L’idée de traverser les États-Unis est depuis longtemps ancrée en Robert, fasciné notamment par la lecture du livre “Running Across America” de Nick Baldock, avec qui il avait échangé par mail à l’époque. En Australie, l’idée a pris de la force quand il est tombé sur les exploits d’un coureur qui avait réalisé une traversée des États-Unis sans toutefois recréer la performance de Forrest Gump. “Quand j’ai réalisé que ce n’était pas l’exact reproduction, l’idée a pris de la vitesse. J’ai d’abord pensé le débuter le 1er janvier 2017. Puis j’ai lu un article sur un anglais qui avait l’idée de le refaire en partant le 1er octobre 2016. Je me suis demandé pourquoi cette date. J’ai lu dans l’article que c’était la date du départ de Forrest d’Alabama. J’ai fait mes recherches et c’était le 15 septembre. Je lui ai alors écrit et proposé de partir avec lui à la date du 15 septembre. Il m’a répondu avec fair-play qu’il voulait sa propre aventure, qu’il ne bougeait pas ses dates. Après cet échange j’ai commandé mes billets et en septembre, ma femme et moi partions pour l’Amérique. Tout en espérant que ce gars n’allait pas me rattraper (rires)”.
| Des souvenirs uniques
Personne n’a rattrapé Robert Pope durant son incroyable run. Un souvenir isolé parmi des milliers ? « C’était au début du voyage. On rentrait au Texas pour la première fois. Je courais sur une route dans le désert, au milieu d’une gorge entourée de falaises. On ne pouvait rien voir à part le haut de la colline en milieu de la roche. Quand je suis arrivé au haut, la gorge s’est effacée derrière moi et je me suis retrouvé face à cette gigantesque plaine qui était auparavant une ceinture maritime. Je me suis mis à crier « Teeeeeeeexas » car la vue était juste énorme. « What i am doing, this is crazy ! » J’avais ma musique en mode aléatoire à ce moment-là. J’avais 400 albums mais c’est encore une chanson de U2 qui tournait : « In the name of love » Un morceau épique ! It’s soooo good. (il me montre son bras) Cela me remet des frissons encore de repenser à ce moment incroyable« .

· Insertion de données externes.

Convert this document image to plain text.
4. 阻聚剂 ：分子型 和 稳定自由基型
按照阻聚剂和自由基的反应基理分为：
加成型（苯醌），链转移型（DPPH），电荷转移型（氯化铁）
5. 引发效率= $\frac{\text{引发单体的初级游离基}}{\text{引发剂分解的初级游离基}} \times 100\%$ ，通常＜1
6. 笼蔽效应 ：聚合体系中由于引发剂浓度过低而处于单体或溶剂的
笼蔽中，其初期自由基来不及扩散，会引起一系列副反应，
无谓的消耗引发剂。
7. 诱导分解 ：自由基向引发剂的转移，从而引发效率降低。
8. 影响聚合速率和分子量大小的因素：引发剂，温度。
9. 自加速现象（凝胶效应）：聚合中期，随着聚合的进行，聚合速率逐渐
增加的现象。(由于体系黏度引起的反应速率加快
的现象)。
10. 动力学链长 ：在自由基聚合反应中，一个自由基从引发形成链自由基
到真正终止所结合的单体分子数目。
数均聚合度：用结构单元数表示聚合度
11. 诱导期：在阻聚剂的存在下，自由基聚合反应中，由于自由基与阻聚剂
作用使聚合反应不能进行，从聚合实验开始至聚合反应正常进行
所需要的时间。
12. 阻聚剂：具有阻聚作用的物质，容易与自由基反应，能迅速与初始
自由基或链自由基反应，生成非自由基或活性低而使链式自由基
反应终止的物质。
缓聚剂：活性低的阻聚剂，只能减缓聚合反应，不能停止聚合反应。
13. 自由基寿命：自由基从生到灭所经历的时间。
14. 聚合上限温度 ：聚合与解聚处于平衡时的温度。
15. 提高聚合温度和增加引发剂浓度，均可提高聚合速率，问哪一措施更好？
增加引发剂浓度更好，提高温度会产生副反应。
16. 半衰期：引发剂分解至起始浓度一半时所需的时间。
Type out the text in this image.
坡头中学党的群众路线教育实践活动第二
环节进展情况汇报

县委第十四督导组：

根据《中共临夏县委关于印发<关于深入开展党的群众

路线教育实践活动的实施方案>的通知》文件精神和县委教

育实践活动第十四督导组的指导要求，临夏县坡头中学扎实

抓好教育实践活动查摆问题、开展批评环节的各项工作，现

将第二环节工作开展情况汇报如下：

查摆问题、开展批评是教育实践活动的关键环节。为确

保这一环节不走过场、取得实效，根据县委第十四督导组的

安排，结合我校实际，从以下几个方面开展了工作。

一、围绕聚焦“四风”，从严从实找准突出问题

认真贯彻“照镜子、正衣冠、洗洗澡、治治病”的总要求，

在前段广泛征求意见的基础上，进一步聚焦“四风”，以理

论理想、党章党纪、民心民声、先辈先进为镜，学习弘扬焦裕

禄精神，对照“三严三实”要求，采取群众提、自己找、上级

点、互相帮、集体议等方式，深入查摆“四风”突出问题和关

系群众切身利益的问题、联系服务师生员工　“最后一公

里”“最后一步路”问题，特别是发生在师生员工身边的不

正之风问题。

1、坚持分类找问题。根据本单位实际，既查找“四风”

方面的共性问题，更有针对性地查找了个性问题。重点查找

« Je courais sur une route dans le désert, au milieu d’une gorge entourée de falaises. On ne pouvait rien voir à part le haut de la colline en milieu de la roche. Quand je suis arrivé au haut, la gorge s’est effacée derrière moi et je me suis retrouvé face à cette gigantesque plaine qui était auparavant une ceinture maritime. Je me suis mis à crier “Teeeeeeeexas” car la vue était juste énorme. “What i am doing, this is crazy !«
Robert Pope
J’ai couru dans le Joshua tree national park. C’est l’endroit le plus spirituel où je suis allé. Tellement de fantômes, de beauté… J’ai écouté l’album Joshua tree de U2 en boucle dans le parc et dans la death valley, je suis tombé sur le vrai Joshua tree… Il penche beaucoup maintenant. Quelqu’un a déposé une plaque commémorative “Avez-vous trouvé ce que vous cherchez ?” (sourire). J’ai eu la chance de vivre un concert de U2 à Chicago pendant mon séjour, c’était super. Voir U2 dans la ville des Chicago Bulls dont je suis fan : wow !” Pour ceux qui aimeraient avoir plus de détails sur son run, l’anglais a publié “Becoming Forrest: One Man’s Epic Run Across America” en 2021. D’ailleurs quand on lui demande s’il a une préférence quant au site marchand sur lequel le commander, Robert, amoureux des librairies indépendantes, répond : “commande-le dans celle de ton quartier…”
La passion qui anime Robert est un monument en soi.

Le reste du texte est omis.